Engelli bireyi planlamaya ve çalışmaya dahil etmek bütçemizi gözden geçirmeyi gerektirecektir. Engelli bireyin süreçlerin her aşamasında olması, tüm aktivite ve planların içinde yer alması için öncelikle düşünce biçimimizi gözden geçirmemiz gerektiğini belirtmiştik. Böylesi kritik bir yaklaşım, ürünümüzün herkes tarafından tüketilebilir olmasını beraberinde getirecektir. Bu nedenle, ‘engelliliği nasıl görüyoruz’, ‘yeti kaybı bizim için ne ifade ediyor’, ‘yeti kaybı olan bireye nasıl bakıyoruz’ gibi temel soruları ve fazlasını tartışmalı, tartışmaların gerçekleşmesini sağlayacak zemini sağlamalıyız.
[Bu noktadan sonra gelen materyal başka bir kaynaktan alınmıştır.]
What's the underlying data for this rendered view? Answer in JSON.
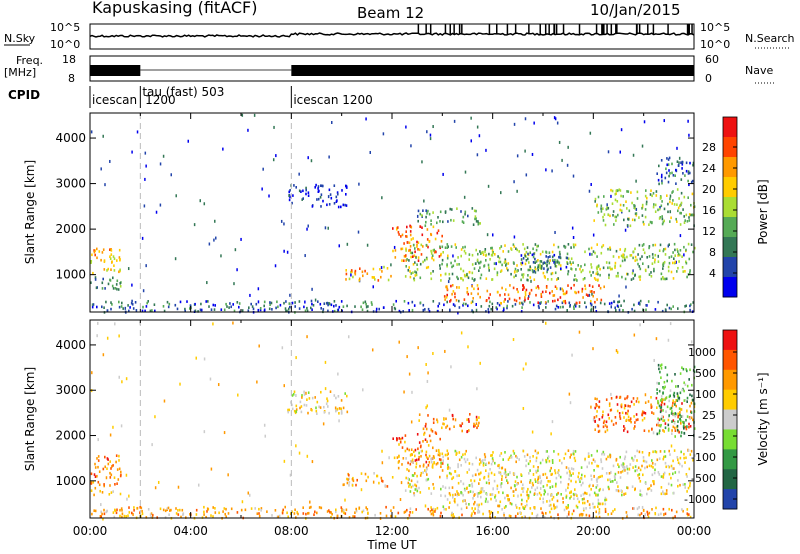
{
  "header": {
    "station": "Kapuskasing (fitACF)",
    "beam": "Beam 12",
    "date": "10/Jan/2015"
  },
  "status_panels": {
    "nsky_label": "N.Sky",
    "nsky_ticks": [
      "10^5",
      "10^0"
    ],
    "nsearch_label": "N.Search",
    "nsearch_ticks": [
      "10^5",
      "10^0"
    ],
    "freq_label_1": "Freq.",
    "freq_label_2": "[MHz]",
    "freq_ticks": [
      "18",
      "8"
    ],
    "nave_label": "Nave",
    "nave_ticks": [
      "60",
      "0"
    ],
    "cpid_label": "CPID",
    "modes": [
      {
        "label": "icescan",
        "start_hour": 0.0
      },
      {
        "label": "1200",
        "start_hour": 1.0
      },
      {
        "label": "tau (fast) 503",
        "start_hour": 2.0
      },
      {
        "label": "icescan 1200",
        "start_hour": 8.0
      }
    ],
    "freq_gap_hours": [
      2.0,
      8.0
    ]
  },
  "chart_data": [
    {
      "type": "heatmap",
      "panel": "power",
      "ylabel": "Slant Range [km]",
      "xlabel": "",
      "xlim": [
        0,
        24
      ],
      "ylim": [
        180,
        4550
      ],
      "yticks": [
        "1000",
        "2000",
        "3000",
        "4000"
      ],
      "colorbar_label": "Power [dB]",
      "colorbar_ticks": [
        "4",
        "8",
        "12",
        "16",
        "20",
        "24",
        "28"
      ],
      "colors": [
        "#0000ee",
        "#2244aa",
        "#337755",
        "#55aa55",
        "#aadd33",
        "#ffcc00",
        "#ff9900",
        "#ff4400",
        "#ee1111"
      ],
      "bands": [
        {
          "t0": 0.0,
          "t1": 1.2,
          "r0": 1050,
          "r1": 1600,
          "level": 6
        },
        {
          "t0": 0.0,
          "t1": 1.2,
          "r0": 700,
          "r1": 1000,
          "level": 3
        },
        {
          "t0": 0.0,
          "t1": 24.0,
          "r0": 200,
          "r1": 450,
          "level": 2
        },
        {
          "t0": 7.8,
          "t1": 10.2,
          "r0": 2500,
          "r1": 3000,
          "level": 1
        },
        {
          "t0": 10.0,
          "t1": 12.0,
          "r0": 900,
          "r1": 1200,
          "level": 6
        },
        {
          "t0": 12.0,
          "t1": 14.0,
          "r0": 1300,
          "r1": 2100,
          "level": 7
        },
        {
          "t0": 13.0,
          "t1": 15.5,
          "r0": 2100,
          "r1": 2500,
          "level": 3
        },
        {
          "t0": 12.5,
          "t1": 24.0,
          "r0": 900,
          "r1": 1700,
          "level": 4
        },
        {
          "t0": 14.0,
          "t1": 20.5,
          "r0": 400,
          "r1": 800,
          "level": 7
        },
        {
          "t0": 17.0,
          "t1": 19.0,
          "r0": 1100,
          "r1": 1500,
          "level": 2
        },
        {
          "t0": 20.0,
          "t1": 24.0,
          "r0": 2100,
          "r1": 2900,
          "level": 4
        },
        {
          "t0": 22.5,
          "t1": 24.0,
          "r0": 3000,
          "r1": 3600,
          "level": 2
        }
      ]
    },
    {
      "type": "heatmap",
      "panel": "velocity",
      "ylabel": "Slant Range [km]",
      "xlabel": "Time UT",
      "xlim": [
        0,
        24
      ],
      "ylim": [
        180,
        4550
      ],
      "yticks": [
        "1000",
        "2000",
        "3000",
        "4000"
      ],
      "xticks": [
        "00:00",
        "04:00",
        "08:00",
        "12:00",
        "16:00",
        "20:00",
        "00:00"
      ],
      "colorbar_label": "Velocity [m s⁻¹]",
      "colorbar_ticks": [
        "1000",
        "500",
        "100",
        "25",
        "-25",
        "-100",
        "-500",
        "-1000"
      ],
      "colors": [
        "#ee1111",
        "#ff5500",
        "#ff9900",
        "#ffcc00",
        "#cccccc",
        "#77dd33",
        "#339944",
        "#226644",
        "#2244aa"
      ],
      "bands": [
        {
          "t0": 0.0,
          "t1": 1.2,
          "r0": 1050,
          "r1": 1600,
          "level": 2
        },
        {
          "t0": 0.0,
          "t1": 1.2,
          "r0": 700,
          "r1": 1000,
          "level": 3
        },
        {
          "t0": 0.0,
          "t1": 24.0,
          "r0": 200,
          "r1": 450,
          "level": 3
        },
        {
          "t0": 7.8,
          "t1": 10.2,
          "r0": 2500,
          "r1": 3000,
          "level": 4
        },
        {
          "t0": 10.0,
          "t1": 12.0,
          "r0": 900,
          "r1": 1200,
          "level": 3
        },
        {
          "t0": 12.0,
          "t1": 14.0,
          "r0": 1300,
          "r1": 2100,
          "level": 2
        },
        {
          "t0": 13.0,
          "t1": 15.5,
          "r0": 2100,
          "r1": 2500,
          "level": 2
        },
        {
          "t0": 12.5,
          "t1": 24.0,
          "r0": 700,
          "r1": 1700,
          "level": 4
        },
        {
          "t0": 14.0,
          "t1": 20.5,
          "r0": 400,
          "r1": 800,
          "level": 4
        },
        {
          "t0": 20.0,
          "t1": 24.0,
          "r0": 2100,
          "r1": 2900,
          "level": 2
        },
        {
          "t0": 22.5,
          "t1": 24.0,
          "r0": 2000,
          "r1": 3600,
          "level": 6
        }
      ]
    }
  ]
}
Bu tür çalışmalar için bütçemizde kaynak ayırmak anlamlı olacaktır.
Kapsayıcı olabilmek çalıştığımız ortamı erişilebilir kılmayı da gerektirir. Erişilebilir ortama sahip olmak amacıyla neler yapabileceğimizi engelli bireylerle tarışmak anlamlı olacaktır. Ayrımcı olmayan yaklaşım her şeyden önce farklılıkların katılımına izin vermemizi gerektiriyor. Öyleyse katılım için gerekli harcamaları yapmak, bütçenin kapsayıcı olmasına izin vermek şart.
Engelliliğe dair her ne biliyorsak unutalım ve engelli bireylerin tam ve etkili biçimde toplumun parçası olmasına odaklanalım. O zaman kapsayıcı bir kalkınma için çalışıyor olacağız. Erişilebilir toplumlarda yaşıyor olacağız. Herkesin değerli olduğu, herkesin kendisini var etmesine olanak tanıyan bir sisteme doğru değişimin parçası haline geleceğiz.
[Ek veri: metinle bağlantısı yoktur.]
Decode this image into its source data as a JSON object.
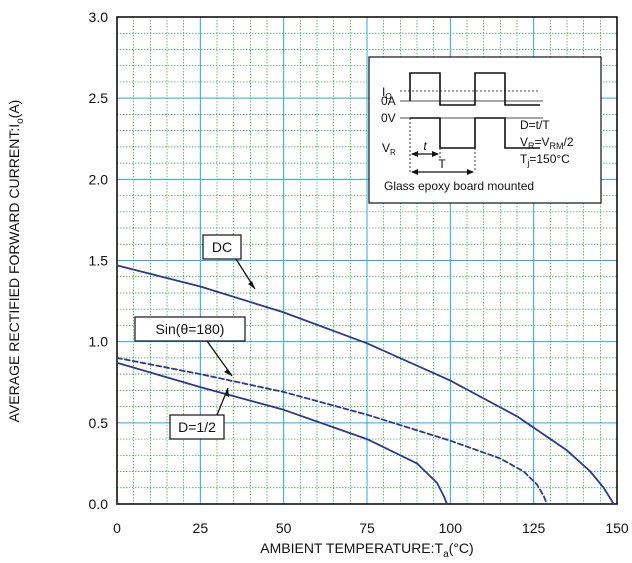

Hepimizin bir kapasitesi var ve bu kapasite geliştirilebilir. Ben, dilediği zaman kendisini farklı biçimde tanımlayabilen, kendisini yine ve yeniden gerçekleştirebilen, bunun için olanağa sahip bireyin özgür birey olduğunu düşünüyorum. Ve böyle bir özgürlüğe erişmek için her zaman desteğe ihtiyacımız var gibi geliyor bana. Bir başkasına ihtiyacımız var. Octavia Paz, sevginin özgürlük üstüne oynanan vahşi bir kumar olduğunu söyler. Kendimizin değil, ötekinin özgürlüğü için oynanan bir kumar. İster ötekinin özgürlüğü için sevgiyle diyelim, ister erişilebilir, eşitlikçi toplum için, çabaya şimdi, burada başlayalım.
***
Yazıda:
(*) Kapsayıcı Kalkınma, ‘Inclusive Development’ kavramının karşılığı olarak,
(**) Engelliliği Kapsayıcı Kalkınma, ‘Disability Inclusive Development’ kavramının karşılığı olarak kullanılmıştır.